IPN nie ustępuje
Treść
Za miesiąc, 19 września, Sąd Najwyższy rozstrzygnie proceduralny problem dotyczący wydania powtórnego nakazu tymczasowego aresztowania wobec stalinowskiej prokurator Heleny Wolińskiej. Taki nakaz, konieczny do zastosowania europejskiego nakazu aresztowania, co prawda został już wcześniej wydany, ale IPN chce jego rozszerzenia, tak żeby zwiększyć szanse na wydanie mieszkającej w Wielkiej Brytanii Wolińskiej. Na początku lipca sąd wojskowy uznał jednak, że taka modyfikacja nie jest konieczna, co IPN zaskarżył do Sądu Najwyższego.
- Sąd już raz podjął postanowienie o tymczasowym aresztowaniu tej pani i póki co nikt go nie uchylił. Ono jest dalej w mocy. Nie ma sensu drugi raz występować o to samo. Areszt był już raz zastosowany skutecznie - wyjaśniał na początku lipca decyzję Wojskowego Sądu Okręgowego w Warszawie w sprawie Wolińskiej jego wiceprezes Sławomir Puczyłowski.

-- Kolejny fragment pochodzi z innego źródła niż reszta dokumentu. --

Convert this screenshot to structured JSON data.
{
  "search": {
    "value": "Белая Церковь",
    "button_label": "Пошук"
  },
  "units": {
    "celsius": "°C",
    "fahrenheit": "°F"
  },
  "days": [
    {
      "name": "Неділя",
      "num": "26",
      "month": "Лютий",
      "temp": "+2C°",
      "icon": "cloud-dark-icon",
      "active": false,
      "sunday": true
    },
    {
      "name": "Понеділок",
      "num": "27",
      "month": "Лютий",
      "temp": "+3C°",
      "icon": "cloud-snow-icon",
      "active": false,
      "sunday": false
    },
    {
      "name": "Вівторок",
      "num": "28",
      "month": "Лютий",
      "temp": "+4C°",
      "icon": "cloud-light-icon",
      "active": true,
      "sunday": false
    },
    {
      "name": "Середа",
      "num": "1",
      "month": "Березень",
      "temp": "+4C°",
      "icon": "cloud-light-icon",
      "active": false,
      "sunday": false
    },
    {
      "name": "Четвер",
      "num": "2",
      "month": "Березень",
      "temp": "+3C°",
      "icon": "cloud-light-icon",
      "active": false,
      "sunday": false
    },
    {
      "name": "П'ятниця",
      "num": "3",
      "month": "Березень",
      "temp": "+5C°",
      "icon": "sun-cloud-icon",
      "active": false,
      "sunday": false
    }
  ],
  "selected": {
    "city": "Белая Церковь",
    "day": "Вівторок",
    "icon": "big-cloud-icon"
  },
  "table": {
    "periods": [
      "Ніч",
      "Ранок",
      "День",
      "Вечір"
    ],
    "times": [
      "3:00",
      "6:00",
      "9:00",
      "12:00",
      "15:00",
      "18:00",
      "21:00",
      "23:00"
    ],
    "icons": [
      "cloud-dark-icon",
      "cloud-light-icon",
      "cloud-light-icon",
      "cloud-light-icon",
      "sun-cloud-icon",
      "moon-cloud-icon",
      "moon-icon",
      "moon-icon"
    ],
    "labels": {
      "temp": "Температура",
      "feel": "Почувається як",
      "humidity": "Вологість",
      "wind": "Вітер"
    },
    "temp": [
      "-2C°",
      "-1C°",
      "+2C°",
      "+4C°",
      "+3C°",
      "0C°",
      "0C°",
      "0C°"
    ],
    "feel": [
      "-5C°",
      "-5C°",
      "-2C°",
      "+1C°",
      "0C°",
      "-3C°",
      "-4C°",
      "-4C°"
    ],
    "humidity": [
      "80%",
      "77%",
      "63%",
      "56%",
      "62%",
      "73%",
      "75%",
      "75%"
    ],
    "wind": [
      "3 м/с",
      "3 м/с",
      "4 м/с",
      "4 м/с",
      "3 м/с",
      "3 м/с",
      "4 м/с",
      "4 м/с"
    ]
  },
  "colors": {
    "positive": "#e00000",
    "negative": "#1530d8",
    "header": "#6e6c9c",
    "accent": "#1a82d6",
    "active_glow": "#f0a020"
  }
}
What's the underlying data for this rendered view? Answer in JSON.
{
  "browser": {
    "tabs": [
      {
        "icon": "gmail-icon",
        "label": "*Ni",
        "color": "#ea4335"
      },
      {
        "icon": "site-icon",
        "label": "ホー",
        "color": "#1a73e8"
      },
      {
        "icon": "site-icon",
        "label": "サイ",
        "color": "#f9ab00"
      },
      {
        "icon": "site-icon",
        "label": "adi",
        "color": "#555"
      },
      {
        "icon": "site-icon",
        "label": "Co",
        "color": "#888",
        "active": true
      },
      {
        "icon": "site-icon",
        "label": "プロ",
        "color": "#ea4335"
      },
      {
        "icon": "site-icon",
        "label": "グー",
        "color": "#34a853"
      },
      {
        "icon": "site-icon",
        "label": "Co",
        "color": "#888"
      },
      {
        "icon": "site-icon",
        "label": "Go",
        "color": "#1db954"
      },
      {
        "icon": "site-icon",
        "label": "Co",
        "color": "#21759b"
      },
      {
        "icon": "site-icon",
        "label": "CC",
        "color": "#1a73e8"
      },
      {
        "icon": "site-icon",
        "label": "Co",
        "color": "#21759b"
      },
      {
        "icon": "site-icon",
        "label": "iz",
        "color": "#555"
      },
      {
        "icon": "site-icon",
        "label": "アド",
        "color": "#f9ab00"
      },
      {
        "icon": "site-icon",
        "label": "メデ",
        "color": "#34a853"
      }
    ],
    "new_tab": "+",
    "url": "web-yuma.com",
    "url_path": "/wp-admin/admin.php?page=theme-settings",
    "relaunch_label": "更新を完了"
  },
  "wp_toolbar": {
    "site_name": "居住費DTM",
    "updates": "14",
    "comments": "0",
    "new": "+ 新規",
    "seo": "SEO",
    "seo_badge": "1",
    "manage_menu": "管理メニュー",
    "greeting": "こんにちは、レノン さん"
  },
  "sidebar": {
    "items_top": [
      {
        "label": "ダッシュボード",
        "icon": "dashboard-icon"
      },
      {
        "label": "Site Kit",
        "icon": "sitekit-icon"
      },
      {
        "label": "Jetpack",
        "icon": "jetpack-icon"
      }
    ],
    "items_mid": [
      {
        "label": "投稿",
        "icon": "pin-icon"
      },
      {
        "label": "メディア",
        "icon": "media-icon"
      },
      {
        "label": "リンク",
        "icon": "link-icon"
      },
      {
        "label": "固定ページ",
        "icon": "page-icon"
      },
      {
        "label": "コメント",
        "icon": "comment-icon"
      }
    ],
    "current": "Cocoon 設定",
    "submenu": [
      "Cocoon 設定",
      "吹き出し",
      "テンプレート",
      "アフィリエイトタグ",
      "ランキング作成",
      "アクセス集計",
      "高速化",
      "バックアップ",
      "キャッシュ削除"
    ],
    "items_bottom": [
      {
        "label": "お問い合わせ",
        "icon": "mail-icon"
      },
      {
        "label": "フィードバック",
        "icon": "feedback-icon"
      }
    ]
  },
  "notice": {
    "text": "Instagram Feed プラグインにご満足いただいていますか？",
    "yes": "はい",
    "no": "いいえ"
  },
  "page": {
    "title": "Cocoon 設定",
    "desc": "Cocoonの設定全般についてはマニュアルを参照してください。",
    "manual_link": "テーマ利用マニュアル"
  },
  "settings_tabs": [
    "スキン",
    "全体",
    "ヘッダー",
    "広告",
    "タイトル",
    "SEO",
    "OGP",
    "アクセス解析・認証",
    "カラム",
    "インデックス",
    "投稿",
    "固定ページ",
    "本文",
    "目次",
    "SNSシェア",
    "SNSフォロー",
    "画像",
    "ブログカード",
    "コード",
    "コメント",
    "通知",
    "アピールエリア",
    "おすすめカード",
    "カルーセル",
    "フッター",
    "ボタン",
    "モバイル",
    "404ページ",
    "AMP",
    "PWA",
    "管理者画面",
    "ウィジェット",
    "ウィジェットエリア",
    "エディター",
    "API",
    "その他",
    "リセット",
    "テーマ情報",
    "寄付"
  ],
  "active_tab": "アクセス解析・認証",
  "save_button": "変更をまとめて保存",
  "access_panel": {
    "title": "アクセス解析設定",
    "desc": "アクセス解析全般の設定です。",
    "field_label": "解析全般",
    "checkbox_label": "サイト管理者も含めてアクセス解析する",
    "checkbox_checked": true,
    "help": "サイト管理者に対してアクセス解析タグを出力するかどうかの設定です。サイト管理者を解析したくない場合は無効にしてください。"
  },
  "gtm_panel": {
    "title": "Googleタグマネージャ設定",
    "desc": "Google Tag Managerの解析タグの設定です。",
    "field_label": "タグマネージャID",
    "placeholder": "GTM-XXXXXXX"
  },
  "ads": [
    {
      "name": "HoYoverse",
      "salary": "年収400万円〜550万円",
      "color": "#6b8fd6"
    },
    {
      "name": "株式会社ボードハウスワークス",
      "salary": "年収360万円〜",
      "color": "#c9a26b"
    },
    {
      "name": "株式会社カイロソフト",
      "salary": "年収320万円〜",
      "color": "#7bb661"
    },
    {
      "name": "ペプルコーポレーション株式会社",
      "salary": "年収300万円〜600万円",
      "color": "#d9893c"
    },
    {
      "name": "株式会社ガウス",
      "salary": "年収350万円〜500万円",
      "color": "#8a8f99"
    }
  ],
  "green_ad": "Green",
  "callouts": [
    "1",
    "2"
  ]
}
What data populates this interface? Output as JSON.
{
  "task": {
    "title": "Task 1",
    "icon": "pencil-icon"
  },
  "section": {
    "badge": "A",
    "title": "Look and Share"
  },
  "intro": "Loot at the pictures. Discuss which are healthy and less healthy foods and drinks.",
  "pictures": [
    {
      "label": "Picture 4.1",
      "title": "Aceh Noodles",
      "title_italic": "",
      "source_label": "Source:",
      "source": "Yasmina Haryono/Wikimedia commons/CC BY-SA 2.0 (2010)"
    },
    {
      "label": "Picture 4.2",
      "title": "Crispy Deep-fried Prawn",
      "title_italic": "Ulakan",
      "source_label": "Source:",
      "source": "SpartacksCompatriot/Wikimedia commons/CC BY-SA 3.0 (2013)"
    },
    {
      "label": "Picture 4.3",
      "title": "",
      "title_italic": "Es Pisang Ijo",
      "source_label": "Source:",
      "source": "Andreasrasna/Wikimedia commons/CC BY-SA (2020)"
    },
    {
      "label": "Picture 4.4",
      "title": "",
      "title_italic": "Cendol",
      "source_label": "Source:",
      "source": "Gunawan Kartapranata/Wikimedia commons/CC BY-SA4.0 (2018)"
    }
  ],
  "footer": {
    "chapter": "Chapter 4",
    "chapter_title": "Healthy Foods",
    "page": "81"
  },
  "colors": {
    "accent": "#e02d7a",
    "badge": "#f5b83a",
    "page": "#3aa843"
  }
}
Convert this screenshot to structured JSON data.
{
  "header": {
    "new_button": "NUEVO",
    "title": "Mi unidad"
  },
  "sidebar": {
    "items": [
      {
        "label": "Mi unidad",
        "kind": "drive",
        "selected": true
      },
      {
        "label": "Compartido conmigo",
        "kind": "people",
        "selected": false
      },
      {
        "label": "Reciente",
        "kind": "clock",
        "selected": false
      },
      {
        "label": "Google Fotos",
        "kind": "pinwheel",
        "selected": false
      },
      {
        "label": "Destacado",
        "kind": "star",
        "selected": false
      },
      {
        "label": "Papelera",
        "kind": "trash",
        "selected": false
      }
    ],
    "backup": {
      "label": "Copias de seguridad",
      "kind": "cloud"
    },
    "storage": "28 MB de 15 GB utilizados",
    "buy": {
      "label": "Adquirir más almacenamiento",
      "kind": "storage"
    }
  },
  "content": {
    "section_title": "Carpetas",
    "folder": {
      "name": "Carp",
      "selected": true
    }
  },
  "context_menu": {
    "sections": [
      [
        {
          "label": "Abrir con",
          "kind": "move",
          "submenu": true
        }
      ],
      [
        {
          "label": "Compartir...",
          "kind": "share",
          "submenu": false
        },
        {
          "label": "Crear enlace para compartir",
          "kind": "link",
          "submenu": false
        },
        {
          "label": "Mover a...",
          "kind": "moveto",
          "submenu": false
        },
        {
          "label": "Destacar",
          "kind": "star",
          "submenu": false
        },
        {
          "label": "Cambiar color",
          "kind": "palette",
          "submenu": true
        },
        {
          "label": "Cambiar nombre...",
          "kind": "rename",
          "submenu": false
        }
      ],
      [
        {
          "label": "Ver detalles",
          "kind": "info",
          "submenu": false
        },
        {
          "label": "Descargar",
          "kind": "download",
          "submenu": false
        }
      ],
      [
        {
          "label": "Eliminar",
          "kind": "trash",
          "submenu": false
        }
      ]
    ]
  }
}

- Istotnie, było wcześniej postanowienie o tymczasowym aresztowaniu Wolińskiej, z tym że zarzuty w międzyczasie zostały znacząco rozszerzone i w związku z tym stanęliśmy na stanowisku, iż powinno być wydane nowe postanowienie - powiedział nam naczelnik pionu śledczego warszawskiego oddziału IPN Bogusław Czerwiński. Dodał, że mamy tu do czynienia ze spornymi kwestiami proceduralnymi wynikającymi z tego, iż są to nowe instytucje prawne, a orzecznictwo nie jest jeszcze w tej materii ugruntowane. Czerwiński zwraca uwagę, że nakaz o tymczasowe aresztowanie jest podstawą do wystąpienia o europejski nakaz aresztowania, który będzie "bardzo wnikliwie analizowany przez stronę brytyjską", dlatego też chcemy uniknąć zarzutu, iż "coś jest niejasne".
IPN nie ustępuje i na decyzję sądu wojskowego złożył zażalenie do Sądu Najwyższego, który ma je rozpatrywać 19 września.
Naczelnik zapowiedział, że w przypadku negatywnej decyzji SN nie zmieni to nic w dążeniach pionu śledczego do ekstradycji stalinowskiej prokurator. - Będziemy musieli w tym momencie bazować na tym pierwotnym postanowieniu o aresztowaniu i dalej będziemy podejmowali kroki zgodnie z tym, co mówiliśmy, czyli będziemy występować o ENA - podkreślił.
Czerwiński poinformował, że ze względu na długotrwałą kwerendę archiwalną opóźnia się procedura wystąpienia o nakaz aresztowania, a następnie z wnioskiem o ENA wobec innego stalinowskiego oprawcy, Stefana Michnika-Szechtera, mieszkającego w Szwecji. - Nie otrzymaliśmy wszystkich materiałów, które pomogłyby w uzupełnieniu zarzutów - wyjaśnia naczelnik. - Jeżeli nie spiszemy wszystkich czynów, o które chcemy oskarżać, to nie mamy później możliwości ich uzupełnienia - dodał.
Wolińskiej-Brus stawiany jest zarzut bezprawnego pozbawienia wolności w latach 1950-1953, kiedy była prokuratorem Naczelnej Prokuratury Wojskowej, kilkunastu żołnierzy Polski podziemnej, w tym gen. Augusta Emila Fieldorfa "Nila", legendarnego przywódcy Armii Krajowej. Niestety, Wolińska od 1968 r. przebywa w Wielkiej Brytanii. Podjęte dwukrotnie (w 1999 i 2001 r.) starania o jej ekstradycję spełzły na niczym.
Na Michniku ciąży zarzut udziału w bezprawnych działaniach przedłużenia aresztu wobec Józefa Stellera - byłego wiceministra informacji w Delegaturze Rządu na Kraj. W latach 50., jako sędzia Wojskowego Sądu Rejonowego w Warszawie, w sfingowanych procesach Szechter wydawał wyroki śmierci na żołnierzy podziemia antykomunistycznego i oficerów przedwojennego WP, m.in. na mjr. Zefiryna Machallę oraz mjr. NSZ Karola Sęka.